Tag Archives: Restoration of Israel

Mis-Reading Acts: Restoring the Kingdom to Israel

With this piece, I’m beginning a series for those who love the Acts of the Apostles. Acts has been a favorite book among my tribe, the Christian Churches and Churches of Christ, primarily because of it’s value in establishing certain soteriological and ecclesiological norms. And because of this, those of us so trained naturally interpret Acts to say what we thought the text needed to say. I have become quite taken with the number of times Acts really does not say what I was taught that it did. So here we go.

A traditional reading of Acts 1:6, for example, is that the apostles were still naive about Jesus’s intent to restore the kingdom to Israel because they were still hoping for a physical kingdom.

Lord, are you at this time restoring the kingdom to Israel?

To which Jesus answered,

It is not yours to know the times and seasons which the Father has established in his own authority but you . . .

Jesus does not tell them “no” but instead that what they were asking depended on God’s timing.

There are several reasons to suggest that the apostles asked a very pertinent question and one consistent with what Jesus (and Luke) taught.

  1. Jesus had just spent some 40 days teaching them, have “given instructions (commanding) through the Holy Spirit to them” (1:2) and speaking to them about the “kingdom of God.” This raises the question as to what Luke means by the kingdom of God in relationship to the kingdom of Israel. Why ask a question about the kingdom of Israel if Jesus had just spent forty days speaking about the kingdom of God?
  2. The people of Israel are quite important to Luke. Just do a word search on Luke and Acts to see this. A few examples of this focus include Simeon’s waiting for the “consolation of Israel” (Luke 2:25), the apostles will “judge the twelve tribes of Israel” (22:30), and the disciples on the road to Emmaus “hoped that Jesus… would redeem Israel” (24:21). In Acts, one finds from Paul’s sermon that from Abraham’s descendants “God brought to Israel the Saviour Jesus as he had promised (13:23)” Later Paul stated for the “hope of Israel” that he was under house arrest (28:20).
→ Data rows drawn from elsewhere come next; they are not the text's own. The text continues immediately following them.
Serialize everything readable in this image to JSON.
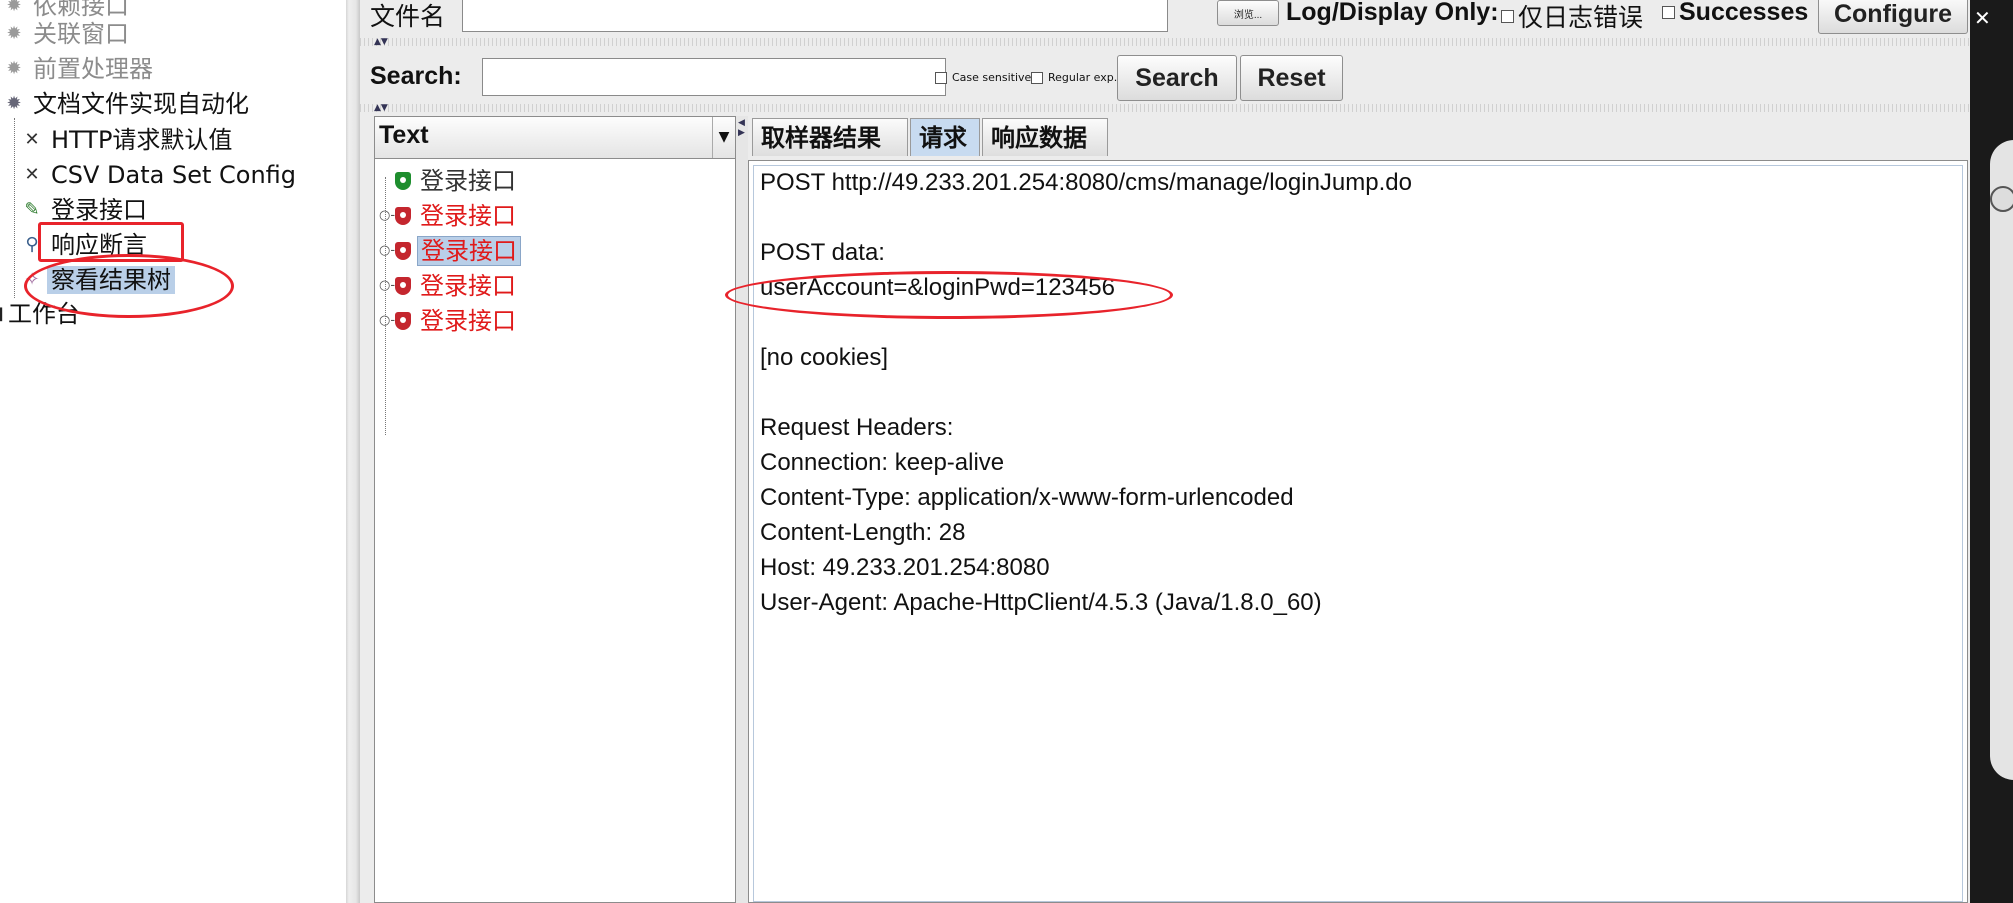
{
  "tree": {
    "items": [
      {
        "label": "依赖接口",
        "icon": "gear-icon"
      },
      {
        "label": "关联窗口",
        "icon": "gear-icon"
      },
      {
        "label": "前置处理器",
        "icon": "gear-icon"
      },
      {
        "label": "文档文件实现自动化",
        "icon": "gear-icon"
      },
      {
        "label": "HTTP请求默认值",
        "icon": "wrench-icon"
      },
      {
        "label": "CSV Data Set Config",
        "icon": "wrench-icon"
      },
      {
        "label": "登录接口",
        "icon": "pipette-icon"
      },
      {
        "label": "响应断言",
        "icon": "magnifier-icon"
      },
      {
        "label": "察看结果树",
        "icon": "tree-icon"
      },
      {
        "label": "工作台",
        "icon": "workbench-icon"
      }
    ]
  },
  "top": {
    "filename_label": "文件名",
    "browse_label": "浏览...",
    "log_display_label": "Log/Display Only:",
    "errors_label": "仅日志错误",
    "successes_label": "Successes",
    "configure_label": "Configure"
  },
  "search": {
    "label": "Search:",
    "case_label": "Case sensitive",
    "regex_label": "Regular exp.",
    "search_button": "Search",
    "reset_button": "Reset"
  },
  "results": {
    "renderer": "Text",
    "items": [
      {
        "label": "登录接口",
        "status": "ok"
      },
      {
        "label": "登录接口",
        "status": "error"
      },
      {
        "label": "登录接口",
        "status": "error"
      },
      {
        "label": "登录接口",
        "status": "error"
      },
      {
        "label": "登录接口",
        "status": "error"
      }
    ]
  },
  "tabs": [
    "取样器结果",
    "请求",
    "响应数据"
  ],
  "request": {
    "lines": [
      "POST http://49.233.201.254:8080/cms/manage/loginJump.do",
      "",
      "POST data:",
      "userAccount=&loginPwd=123456",
      "",
      "[no cookies]",
      "",
      "Request Headers:",
      "Connection: keep-alive",
      "Content-Type: application/x-www-form-urlencoded",
      "Content-Length: 28",
      "Host: 49.233.201.254:8080",
      "User-Agent: Apache-HttpClient/4.5.3 (Java/1.8.0_60)"
    ]
  },
  "colors": {
    "annotation_red": "#e8232b",
    "error_text": "#e01a1a",
    "selection": "#b9cfe8"
  }
}
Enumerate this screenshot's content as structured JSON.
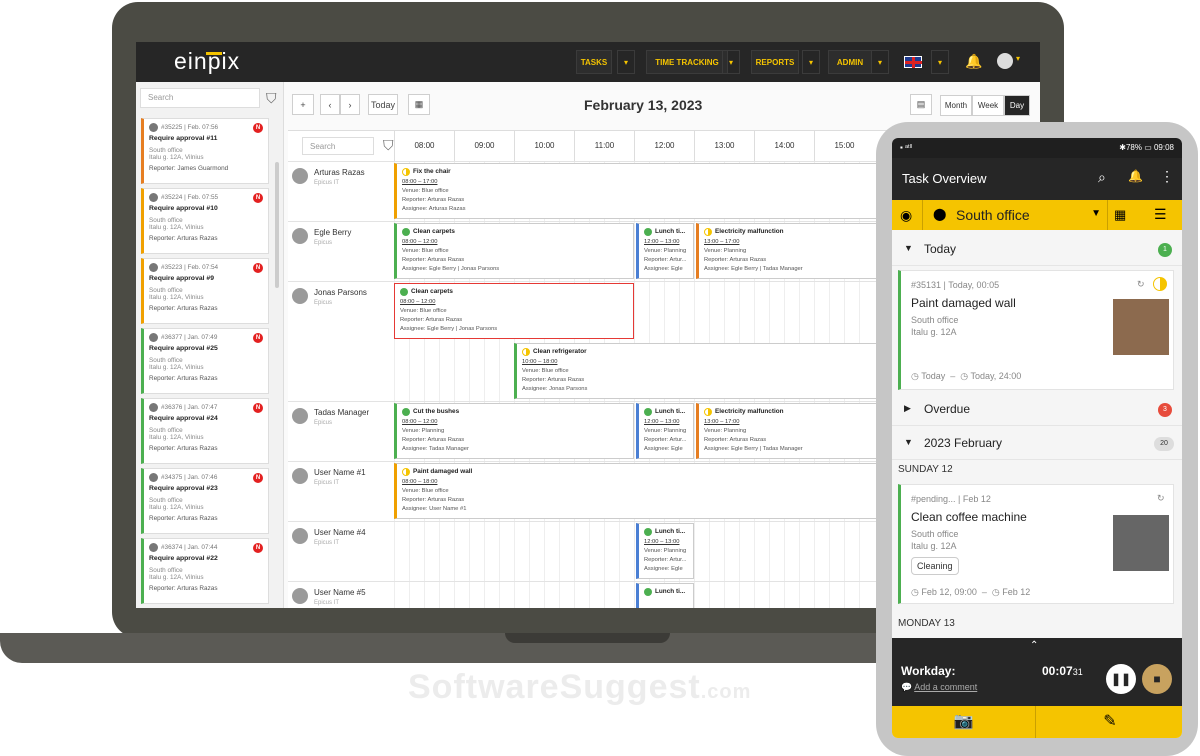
{
  "app": {
    "logo": "einpix"
  },
  "topnav": {
    "tasks": "TASKS",
    "time_tracking": "TIME TRACKING",
    "reports": "REPORTS",
    "admin": "ADMIN"
  },
  "sidebar": {
    "search_placeholder": "Search",
    "cards": [
      {
        "meta": "#35225 | Feb. 07:56",
        "title": "Require approval #11",
        "venue": "South office",
        "address": "Italu g. 12A, Vilnius",
        "reporter": "Reporter: James Guarmond",
        "accent": "#e67e22"
      },
      {
        "meta": "#35224 | Feb. 07:55",
        "title": "Require approval #10",
        "venue": "South office",
        "address": "Italu g. 12A, Vilnius",
        "reporter": "Reporter: Arturas Razas",
        "accent": "#f0a000"
      },
      {
        "meta": "#35223 | Feb. 07:54",
        "title": "Require approval #9",
        "venue": "South office",
        "address": "Italu g. 12A, Vilnius",
        "reporter": "Reporter: Arturas Razas",
        "accent": "#f0a000"
      },
      {
        "meta": "#36377 | Jan. 07:49",
        "title": "Require approval #25",
        "venue": "South office",
        "address": "Italu g. 12A, Vilnius",
        "reporter": "Reporter: Arturas Razas",
        "accent": "#4caf50"
      },
      {
        "meta": "#36376 | Jan. 07:47",
        "title": "Require approval #24",
        "venue": "South office",
        "address": "Italu g. 12A, Vilnius",
        "reporter": "Reporter: Arturas Razas",
        "accent": "#4caf50"
      },
      {
        "meta": "#34375 | Jan. 07:46",
        "title": "Require approval #23",
        "venue": "South office",
        "address": "Italu g. 12A, Vilnius",
        "reporter": "Reporter: Arturas Razas",
        "accent": "#4caf50"
      },
      {
        "meta": "#36374 | Jan. 07:44",
        "title": "Require approval #22",
        "venue": "South office",
        "address": "Italu g. 12A, Vilnius",
        "reporter": "Reporter: Arturas Razas",
        "accent": "#4caf50"
      }
    ]
  },
  "toolbar": {
    "add": "+",
    "prev": "‹",
    "next": "›",
    "today": "Today",
    "date": "February 13, 2023",
    "views": [
      "Month",
      "Week",
      "Day"
    ]
  },
  "grid": {
    "search_placeholder": "Search",
    "hours": [
      "08:00",
      "09:00",
      "10:00",
      "11:00",
      "12:00",
      "13:00",
      "14:00",
      "15:00"
    ],
    "people": [
      {
        "name": "Arturas Razas",
        "org": "Epicus IT"
      },
      {
        "name": "Egle Berry",
        "org": "Epicus"
      },
      {
        "name": "Jonas Parsons",
        "org": "Epicus"
      },
      {
        "name": "Tadas Manager",
        "org": "Epicus"
      },
      {
        "name": "User Name #1",
        "org": "Epicus IT"
      },
      {
        "name": "User Name #4",
        "org": "Epicus IT"
      },
      {
        "name": "User Name #5",
        "org": "Epicus IT"
      }
    ],
    "events": [
      {
        "title": "Fix the chair",
        "time": "08:00 – 17:00",
        "venue": "Venue: Blue office",
        "reporter": "Reporter: Arturas Razas",
        "assignee": "Assignee: Arturas Razas"
      },
      {
        "title": "Clean carpets",
        "time": "08:00 – 12:00",
        "venue": "Venue: Blue office",
        "reporter": "Reporter: Arturas Razas",
        "assignee": "Assignee: Egle Berry | Jonas Parsons"
      },
      {
        "title": "Lunch ti...",
        "time": "12:00 – 13:00",
        "venue": "Venue: Planning",
        "reporter": "Reporter: Artur...",
        "assignee": "Assignee: Egle ..."
      },
      {
        "title": "Electricity malfunction",
        "time": "13:00 – 17:00",
        "venue": "Venue: Planning",
        "reporter": "Reporter: Arturas Razas",
        "assignee": "Assignee: Egle Berry | Tadas Manager"
      },
      {
        "title": "Clean carpets",
        "time": "08:00 – 12:00",
        "venue": "Venue: Blue office",
        "reporter": "Reporter: Arturas Razas",
        "assignee": "Assignee: Egle Berry | Jonas Parsons"
      },
      {
        "title": "Clean refrigerator",
        "time": "10:00 – 18:00",
        "venue": "Venue: Blue office",
        "reporter": "Reporter: Arturas Razas",
        "assignee": "Assignee: Jonas Parsons"
      },
      {
        "title": "Cut the bushes",
        "time": "08:00 – 12:00",
        "venue": "Venue: Planning",
        "reporter": "Reporter: Arturas Razas",
        "assignee": "Assignee: Tadas Manager"
      },
      {
        "title": "Lunch ti...",
        "time": "12:00 – 13:00",
        "venue": "Venue: Planning",
        "reporter": "Reporter: Artur...",
        "assignee": "Assignee: Egle ..."
      },
      {
        "title": "Electricity malfunction",
        "time": "13:00 – 17:00",
        "venue": "Venue: Planning",
        "reporter": "Reporter: Arturas Razas",
        "assignee": "Assignee: Egle Berry | Tadas Manager"
      },
      {
        "title": "Paint damaged wall",
        "time": "08:00 – 18:00",
        "venue": "Venue: Blue office",
        "reporter": "Reporter: Arturas Razas",
        "assignee": "Assignee: User Name #1"
      },
      {
        "title": "Lunch ti...",
        "time": "12:00 – 13:00",
        "venue": "Venue: Planning",
        "reporter": "Reporter: Artur...",
        "assignee": "Assignee: Egle ..."
      },
      {
        "title": "Lunch ti...",
        "time": "",
        "venue": "",
        "reporter": "",
        "assignee": ""
      }
    ]
  },
  "phone": {
    "status_left": "▪ ᵃᵗˡˡ",
    "status_right": "✱78% ▭ 09:08",
    "title": "Task Overview",
    "location": "South office",
    "today_label": "Today",
    "today_count": "1",
    "card1": {
      "meta": "#35131 | Today, 00:05",
      "title": "Paint damaged wall",
      "venue": "South office",
      "address": "Italu g. 12A",
      "start": "Today",
      "end": "Today, 24:00"
    },
    "overdue_label": "Overdue",
    "overdue_count": "3",
    "month_label": "2023 February",
    "month_count": "20",
    "day1": "SUNDAY 12",
    "card2": {
      "meta": "#pending... | Feb 12",
      "title": "Clean coffee machine",
      "venue": "South office",
      "address": "Italu g. 12A",
      "tag": "Cleaning",
      "start": "Feb 12, 09:00",
      "end": "Feb 12"
    },
    "day2": "MONDAY 13",
    "workday": "Workday:",
    "timer": "00:07",
    "timer_sec": "31",
    "comment": "Add a comment"
  },
  "watermark": {
    "main": "SoftwareSuggest",
    "suffix": ".com"
  },
  "colors": {
    "brand_yellow": "#f5c400",
    "dark": "#262626",
    "red": "#e32020",
    "green": "#4caf50"
  }
}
These texts are enough to show that Luke’s sees his narrative to be about God’s continued relationship with Israel.
  3. What if Luke saw the early church in Jerusalem as the beginning of the restoration of Israel. Let’s take a closer look at how Luke guides us to understand the events leading up to Pentecost and then Pentecost itself.
    1. Repentance and forgiveness of sins will reach to all nations beginning from Jerusalem (Luke 24:47; cf. Isa 66:20; Jer 3:17; Ezek 5:5; Mic 4:2: Zech 8:22).
    2. The “royal” family has assembled among those praying as the early disciples waited for power to come on them from high (Acts 2:14)–after all, we do have a coronation coming soon.
    3. Replacing Judas is driven by the need to complete the Twelve, a number symbolically connected to the twelve tribes of… Israel.
    4. Pentecost is the Jewish celebration of feast of weeks during which God is given the first fruits of the harvest. And who are these first fruits? None other than Jews gathered from among the nations (Acts 2:8–11; cf. Deut 4:27). By the way, Pentecost always occurred on the first day of the week.
    5. And about those Jew from the nations. God had promised repeatedly that he would gather his people from among the nations (Ezek 39:28; Hos 8:10; Zech 8:3; et al.). Again, we have another item connected to the restoration of Israel.
    6. Acts 2:21 stops Joel 2:32 short. In Joel, the text continues, “for on Mount Zion and in Jerusalem there will be deliverance, as the LORD has said, even among the survivors whom the LORD calls.” The original audience of the text is Israel.
    7. According to Peter, Jesus is the rightful heir to the throne of David (Acts 2:25–31). What difference would this make if the “kingdom of God” had nothing to do with the “kingdom of Israel”? To bring David into view is to emphasize that Jesus is the rightful heir to Israel’s throne. But now as Peter portrays Jesus, he is both Lord (YHWH) and Messiah (YHWH’s representative or king). If this is not saying that God has restored Israel, from Luke’s perspective, what else would be required?

For good measure, one more example seals the deal. James, the Lord’s brother, is clearly the leader of the law-observant Christians. As he asserts that Gentiles do not have to become Jewish in their practices to become believers in Jesus, he affirms that the prophets agree that the influx of Gentiles is God’s plan when he cites Amos (9:11–12):

After this I will return and rebuild David’s fallen tent. Its ruins I will rebuild, and I will restore it, that the rest of mankind may seek the Lord, even all the Gentiles who bear my name, says the Lord, who does these things’ — things known from long ago. (Acts 15:16–18 NIV)

This phenomenal text places the rebuilding of the fallen tent of David as a pre-condition to the Gentiles seeking the Lord. In other words, James saw the early church (both Jews and Gentiles) as the rebuilt, restored kingdom of Israel.

So did those apostles before the Ascension really asked a misguided question? How do you read it now?